Mme de Brienne repartit en début d’après-midi pour rentrer à Paris. Comme la défunte princesse Charlotte, elle était liée à la Reine par une réelle amitié et se souciait de la savoir à présent seule avec son jeune Roi pour affronter une situation des plus déplaisantes. Que l’on aimât ou non Mazarin, il la déchargeait du plus lourd du gouvernement de l’Etat, et que tous deux soient unis par de tendres liens – voire des liens conjugaux  ! – ne changeait rien au fait qu’elle n’avait plus personne sur qui s’appuyer pour faire face à un peuple qui, ayant goûté aux joies de l’agitation, ne semblait pas décidé à y renoncer de sitôt !

— J’ai toujours su qu’elle était courageuse, avait dit la comtesse avant de monter en voiture, mais je pense qu’un peu de chaleur d’amitié sera peut-être la bienvenue !

Isabelle avait alors répondu :

— Voulez-vous me mettre à ses pieds et lui dire que je suis tout à son service au cas où elle aurait besoin de moi ? Et sans rien demander en échange. Simplement en mémoire de notre chère princesse !

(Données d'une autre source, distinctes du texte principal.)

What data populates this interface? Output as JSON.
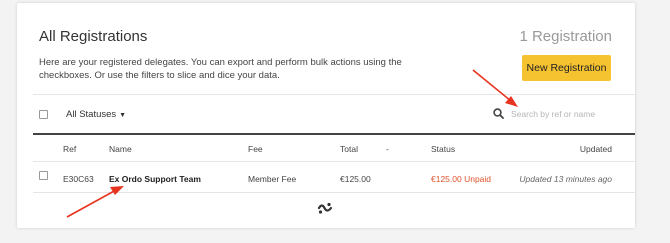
{
  "header": {
    "title": "All Registrations",
    "count": "1 Registration",
    "description": "Here are your registered delegates. You can export and perform bulk actions using the checkboxes. Or use the filters to slice and dice your data.",
    "new_button": "New Registration"
  },
  "filters": {
    "status": "All Statuses",
    "search_placeholder": "Search by ref or name"
  },
  "table": {
    "columns": [
      "Ref",
      "Name",
      "Fee",
      "Total",
      "-",
      "Status",
      "Updated"
    ],
    "rows": [
      {
        "ref": "E30C63",
        "name": "Ex Ordo Support Team",
        "fee": "Member Fee",
        "total": "€125.00",
        "status": "€125.00 Unpaid",
        "updated": "Updated 13 minutes ago"
      }
    ]
  },
  "colors": {
    "accent_button": "#f5c230",
    "unpaid": "#e0532c",
    "annotation_arrow": "#e8331f"
  },
  "icons": [
    "search-icon",
    "chevron-down-icon",
    "loading-spinner-icon"
  ]
}
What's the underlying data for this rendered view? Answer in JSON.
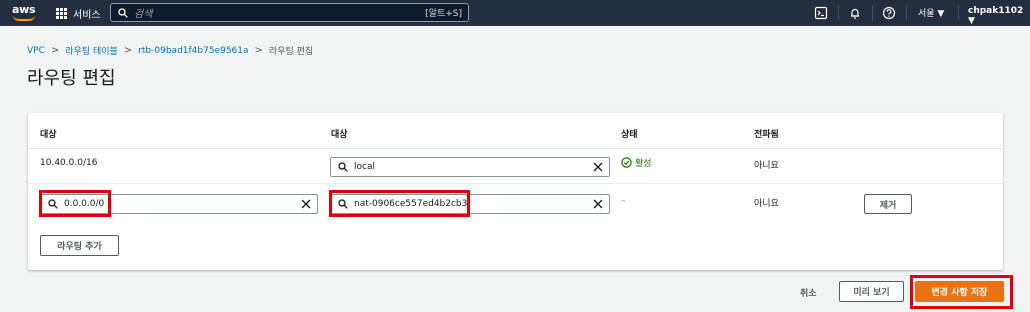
{
  "topnav": {
    "logo_text": "aws",
    "services_label": "서비스",
    "search_placeholder": "검색",
    "search_shortcut": "[알트+S]",
    "region": "서울 ▼",
    "user": "chpak1102 ▼"
  },
  "breadcrumb": {
    "items": [
      "VPC",
      "라우팅 테이블",
      "rtb-09bad1f4b75e9561a",
      "라우팅 편집"
    ],
    "separator": ">"
  },
  "page_title": "라우팅 편집",
  "table": {
    "headers": [
      "대상",
      "대상",
      "상태",
      "전파됨"
    ],
    "rows": [
      {
        "destination": "10.40.0.0/16",
        "target": "local",
        "status": "활성",
        "propagated": "아니요"
      },
      {
        "destination": "0.0.0.0/0",
        "target": "nat-0906ce557ed4b2cb3",
        "status": "–",
        "propagated": "아니요",
        "remove_label": "제거"
      }
    ],
    "add_route_label": "라우팅 추가"
  },
  "footer": {
    "cancel_label": "취소",
    "preview_label": "미리 보기",
    "save_label": "변경 사항 저장"
  },
  "colors": {
    "nav_bg": "#232f3e",
    "accent": "#ec7211",
    "link": "#0073bb",
    "highlight": "#e0000b",
    "success": "#1d8102"
  }
}
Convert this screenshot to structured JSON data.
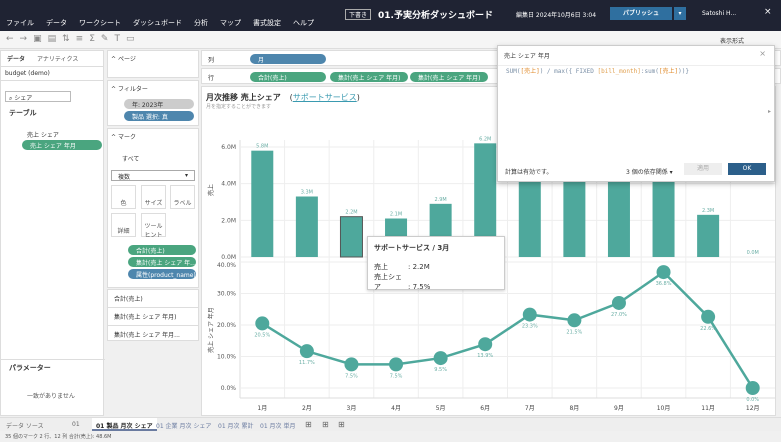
{
  "header": {
    "draft_badge": "下書き",
    "title": "01.予実分析ダッシュボード",
    "edited": "編集日 2024年10月6日 3:04",
    "publish": "パブリッシュ",
    "user": "Satoshi H...",
    "close": "×"
  },
  "menu": [
    "ファイル",
    "データ",
    "ワークシート",
    "ダッシュボード",
    "分析",
    "マップ",
    "書式設定",
    "ヘルプ"
  ],
  "toolbar": {
    "format_label": "表示形式"
  },
  "data_pane": {
    "tabs": [
      "データ",
      "アナリティクス"
    ],
    "datasource": "budget (demo)",
    "search": "シェア",
    "section": "テーブル",
    "fields": [
      "売上 シェア",
      "売上 シェア 年月"
    ],
    "params_title": "パラメーター",
    "params_empty": "一致がありません"
  },
  "cards": {
    "pages": "ページ",
    "filters_title": "フィルター",
    "filters": [
      "年: 2023年",
      "製品 選択: 真"
    ],
    "marks_title": "マーク",
    "marks_all": "すべて",
    "mark_type": "複数",
    "mark_buttons": [
      "色",
      "サイズ",
      "ラベル",
      "詳細",
      "ツールヒント"
    ],
    "mark_fields": [
      "合計(売上)",
      "集計(売上 シェア 年...",
      "属性(product_name)"
    ],
    "measures": [
      "合計(売上)",
      "集計(売上 シェア 年月)",
      "集計(売上 シェア 年月..."
    ]
  },
  "shelves": {
    "columns_label": "列",
    "rows_label": "行",
    "columns": [
      "月"
    ],
    "rows": [
      "合計(売上)",
      "集計(売上 シェア 年月)",
      "集計(売上 シェア 年月)"
    ]
  },
  "sheet": {
    "title": "月次推移 売上シェア",
    "title_paren_open": "(",
    "title_link": "サポートサービス",
    "title_paren_close": ")",
    "subtitle": "月を指定することができます"
  },
  "chart_data": {
    "type": "bar+line",
    "categories": [
      "1月",
      "2月",
      "3月",
      "4月",
      "5月",
      "6月",
      "7月",
      "8月",
      "9月",
      "10月",
      "11月",
      "12月"
    ],
    "bar": {
      "ylabel": "売上",
      "ylim": [
        0,
        6.2
      ],
      "ticks": [
        "0.0M",
        "2.0M",
        "4.0M",
        "6.0M"
      ],
      "values": [
        5.8,
        3.3,
        2.2,
        2.1,
        2.9,
        6.2,
        5.6,
        6.0,
        5.8,
        6.4,
        2.3,
        0.0
      ],
      "labels": [
        "5.8M",
        "3.3M",
        "2.2M",
        "2.1M",
        "2.9M",
        "6.2M",
        "",
        "",
        "",
        "",
        "2.3M",
        "0.0M"
      ]
    },
    "line": {
      "ylabel": "売上 シェア 年月",
      "ylim": [
        0,
        40
      ],
      "ticks": [
        "0.0%",
        "10.0%",
        "20.0%",
        "30.0%",
        "40.0%"
      ],
      "values": [
        20.5,
        11.7,
        7.5,
        7.5,
        9.5,
        13.9,
        23.3,
        21.5,
        27.0,
        36.8,
        22.6,
        0.0
      ],
      "labels": [
        "20.5%",
        "11.7%",
        "7.5%",
        "7.5%",
        "9.5%",
        "13.9%",
        "23.3%",
        "21.5%",
        "27.0%",
        "36.8%",
        "22.6%",
        "0.0%"
      ]
    },
    "color": "#4ea89c",
    "grid": true
  },
  "tooltip": {
    "title": "サポートサービス / 3月",
    "rows": [
      {
        "k": "売上",
        "v": ": 2.2M"
      },
      {
        "k": "売上シェア",
        "v": ": 7.5%"
      }
    ]
  },
  "calc": {
    "title": "売上 シェア 年月",
    "formula_parts": [
      "SUM(",
      "[売上]",
      ") / max({ FIXED ",
      "[bill_month]",
      ":sum(",
      "[売上]",
      "))}"
    ],
    "status": "計算は有効です。",
    "deps": "3 個の依存関係 ▾",
    "apply": "適用",
    "ok": "OK"
  },
  "tabs": {
    "datasource": "データ ソース",
    "sheets": [
      "01",
      "01 製品 月次 シェア",
      "01 企業 月次 シェア",
      "01 月次 累計",
      "01 月次 単月"
    ]
  },
  "status": "35 個のマーク  2 行、12 列  合計(売上): 48.6M"
}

— Soyez sûre que je ne manquerai pas de le lui dire… et je crois qu’elle en sera contente…

La journée se passa donc paisiblement et s’acheva par une lente promenade dans les jardins – le château intérieur et extérieur avait toujours été soigneusement entretenu – avec le petit Louis-Gaspard qui commençait à marcher. Etayé d’un côté par sa mère et de l’autre par Agathe, il lançait ses petites jambes dans tous les sens en riant aux éclats et il ressemblait si fort à son père – blond comme lui et ses beaux yeux bleus ! – que sa mère se sentait fondre quand il la regardait en penchant sa tête de côté, et plus encore quand il lui entourait le cou de ses bras potelés pour entamer un discours totalement hermétique mais qui ne pouvait qu’être des plus tendres.

En rentrant, elle le remit à Jeannette, sa nourrice, et regagna son appartement où elle avait l’intention de se faire servir un souper léger et de se coucher tôt afin d’effacer par une nuit réparatrice les traces de la précédente.